De plus, l'#ADAPT en Afrique, dirigé par le secrétariat de l'AfCFTA, collabore avec des institutions telles que IOTA et le WEF pour créer une infrastructure publique numérique commune pour les cinquante-cinq pays membres, intégrant l'identité, les documents et les paiements en une seule solution. Les documents sont tokenisés en actifs numériques vérifiables, les marchandises dans les entrepôts peuvent être tokenisées pour le financement par garantie, et les paiements transfrontaliers intègrent des stablecoins, réduisant non seulement le temps de passage en douane, mais aussi les coûts bien en dessous des niveaux actuels.
Alors, si l'on tourne le regard vers l'Europe, le Digital Product Passport qui sera bientôt mis en œuvre clarifie la position de TWIN. À l'avenir, chaque produit entrant dans l'Union européenne pourrait devoir être accompagné d'un passeport numérique, incluant des informations sur l'origine, la trace de la chaîne d'approvisionnement, l'empreinte carbone et les informations de recyclage. TWIN, associé à la tokenisation d'IOTA, peut transformer les documents d'expédition, les bons de livraison et les certificats d'assurance en actifs sur la chaîne, permettant aux produits physiques d'avoir leur propre identité numérique et un enregistrement complet. Cela est très important pour des secteurs sensibles comme l'alimentation, le luxe et la pharmacie, et dans une certaine mesure, cela ressemble à l'image que j'ai de ce que devrait être le RWA. (J'aime beaucoup cette idée dans le domaine du luxe, mon projet de vérification blockchain qui m'a fait gagner un prix à l'université portait justement là-dessus.)
Ainsi, nous faisons l'hypothèse simpliste que le volume mondial de fret s'élève à plusieurs milliards chaque année. Même si seulement un pour cent des processus de fret sont intégrés à cette installation, la multitude de documents, de nœuds et de mises à jour d'état impliquées amplifiera plusieurs fois la demande de véritables enregistrements sur la chaîne. Avec le mécanisme de combustion des frais de transaction, plus le volume des échanges dans le monde réel est élevé, plus la demande pour le jeton et sa destruction sont claires. À long terme, cela pourrait donner naissance à une roue de valeur entraînée par l'utilisation.

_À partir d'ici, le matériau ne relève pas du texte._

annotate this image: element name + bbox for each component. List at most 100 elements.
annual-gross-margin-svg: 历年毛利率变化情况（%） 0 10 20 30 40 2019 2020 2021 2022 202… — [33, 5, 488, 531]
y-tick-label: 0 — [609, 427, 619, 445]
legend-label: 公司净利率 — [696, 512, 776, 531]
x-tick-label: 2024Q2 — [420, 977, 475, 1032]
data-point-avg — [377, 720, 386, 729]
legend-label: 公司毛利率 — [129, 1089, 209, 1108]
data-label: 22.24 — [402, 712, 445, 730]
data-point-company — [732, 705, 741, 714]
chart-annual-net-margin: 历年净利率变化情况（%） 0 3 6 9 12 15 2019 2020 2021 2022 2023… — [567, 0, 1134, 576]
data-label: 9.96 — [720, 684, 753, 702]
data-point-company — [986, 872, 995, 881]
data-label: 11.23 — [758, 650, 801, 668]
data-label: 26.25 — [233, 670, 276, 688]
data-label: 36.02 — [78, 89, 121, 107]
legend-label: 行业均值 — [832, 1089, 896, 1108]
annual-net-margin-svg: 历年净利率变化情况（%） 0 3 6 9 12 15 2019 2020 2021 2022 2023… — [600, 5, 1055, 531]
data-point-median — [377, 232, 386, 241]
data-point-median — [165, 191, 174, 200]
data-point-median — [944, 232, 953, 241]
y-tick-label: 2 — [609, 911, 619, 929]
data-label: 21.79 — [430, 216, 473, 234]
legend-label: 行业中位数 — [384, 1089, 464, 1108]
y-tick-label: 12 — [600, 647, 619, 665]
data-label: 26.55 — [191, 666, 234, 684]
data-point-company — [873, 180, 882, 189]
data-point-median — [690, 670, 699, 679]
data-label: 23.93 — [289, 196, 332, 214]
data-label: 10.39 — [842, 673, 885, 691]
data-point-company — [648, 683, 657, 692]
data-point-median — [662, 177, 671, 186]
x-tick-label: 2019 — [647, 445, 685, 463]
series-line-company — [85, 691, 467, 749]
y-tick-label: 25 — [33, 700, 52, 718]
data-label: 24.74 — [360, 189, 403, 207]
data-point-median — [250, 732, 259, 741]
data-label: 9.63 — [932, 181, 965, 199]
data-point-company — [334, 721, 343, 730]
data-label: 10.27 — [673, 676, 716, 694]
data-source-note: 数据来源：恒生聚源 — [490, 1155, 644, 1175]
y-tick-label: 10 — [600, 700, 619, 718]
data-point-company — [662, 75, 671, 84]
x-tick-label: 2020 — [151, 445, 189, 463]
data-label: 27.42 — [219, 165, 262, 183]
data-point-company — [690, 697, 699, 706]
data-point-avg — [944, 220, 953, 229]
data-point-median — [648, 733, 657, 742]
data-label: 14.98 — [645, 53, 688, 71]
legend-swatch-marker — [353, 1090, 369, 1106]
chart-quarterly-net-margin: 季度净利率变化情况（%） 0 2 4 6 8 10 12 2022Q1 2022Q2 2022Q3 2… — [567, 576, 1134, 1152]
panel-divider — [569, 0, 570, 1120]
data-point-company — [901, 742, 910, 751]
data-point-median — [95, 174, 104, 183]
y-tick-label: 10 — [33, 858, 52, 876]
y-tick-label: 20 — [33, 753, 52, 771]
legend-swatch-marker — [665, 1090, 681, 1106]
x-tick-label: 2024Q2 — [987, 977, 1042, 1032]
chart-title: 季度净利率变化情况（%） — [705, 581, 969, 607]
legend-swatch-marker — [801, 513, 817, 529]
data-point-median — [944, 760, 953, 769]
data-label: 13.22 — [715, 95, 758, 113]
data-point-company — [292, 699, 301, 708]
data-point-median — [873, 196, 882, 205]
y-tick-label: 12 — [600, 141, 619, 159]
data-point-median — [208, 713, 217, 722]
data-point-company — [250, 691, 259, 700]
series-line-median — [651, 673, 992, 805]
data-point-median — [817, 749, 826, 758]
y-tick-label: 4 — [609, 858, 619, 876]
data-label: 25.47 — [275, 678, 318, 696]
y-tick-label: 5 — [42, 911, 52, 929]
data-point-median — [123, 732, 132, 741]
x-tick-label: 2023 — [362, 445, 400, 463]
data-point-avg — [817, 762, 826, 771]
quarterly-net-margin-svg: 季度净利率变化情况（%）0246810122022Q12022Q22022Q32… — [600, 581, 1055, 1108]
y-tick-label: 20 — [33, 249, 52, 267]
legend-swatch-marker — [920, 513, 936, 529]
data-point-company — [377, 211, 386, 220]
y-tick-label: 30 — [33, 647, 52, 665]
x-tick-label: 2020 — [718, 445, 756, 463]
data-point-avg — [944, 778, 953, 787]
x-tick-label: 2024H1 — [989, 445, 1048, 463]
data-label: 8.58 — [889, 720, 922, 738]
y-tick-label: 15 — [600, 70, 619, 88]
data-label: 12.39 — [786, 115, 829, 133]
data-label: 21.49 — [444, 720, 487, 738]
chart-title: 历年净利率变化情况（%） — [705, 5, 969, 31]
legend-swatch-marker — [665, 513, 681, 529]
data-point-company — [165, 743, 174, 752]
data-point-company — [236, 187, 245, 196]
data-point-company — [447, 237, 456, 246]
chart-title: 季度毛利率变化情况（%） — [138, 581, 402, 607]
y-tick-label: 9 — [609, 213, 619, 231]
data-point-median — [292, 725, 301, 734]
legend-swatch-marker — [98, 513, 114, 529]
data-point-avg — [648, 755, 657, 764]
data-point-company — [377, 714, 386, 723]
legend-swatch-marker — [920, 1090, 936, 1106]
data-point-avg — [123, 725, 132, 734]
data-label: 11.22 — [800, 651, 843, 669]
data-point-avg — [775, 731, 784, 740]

IOTA a choisi cette fois le chemin le plus difficile. Elle a mis des années à se transformer d'un projet expérimental en une couche de confiance qui répond aux besoins des gouvernements, des organisations internationales et des entreprises, et a déjà créé une barrière avec TWIN et ADAPT en Afrique de l'Est, sur le continent africain, ainsi que pour le futur passeport numérique européen.
Ma propre conclusion est que si le commerce mondial commence à sérieusement s'orienter vers la chaîne au cours des dix prochaines années, je pense qu'IOTA se trouve déjà à une position très clé. Peut-être qu'il ne sera pas la seule réponse, mais il est actuellement l'un des rares participants ayant déjà accumulé de l'expérience et des résultats. Ce que nous devons maintenant observer, c'est si ces projets pilotes peuvent vraiment se répandre pour devenir des normes reconnues, intégrant davantage de ports, de banques, de douanes et de PME dans le même système.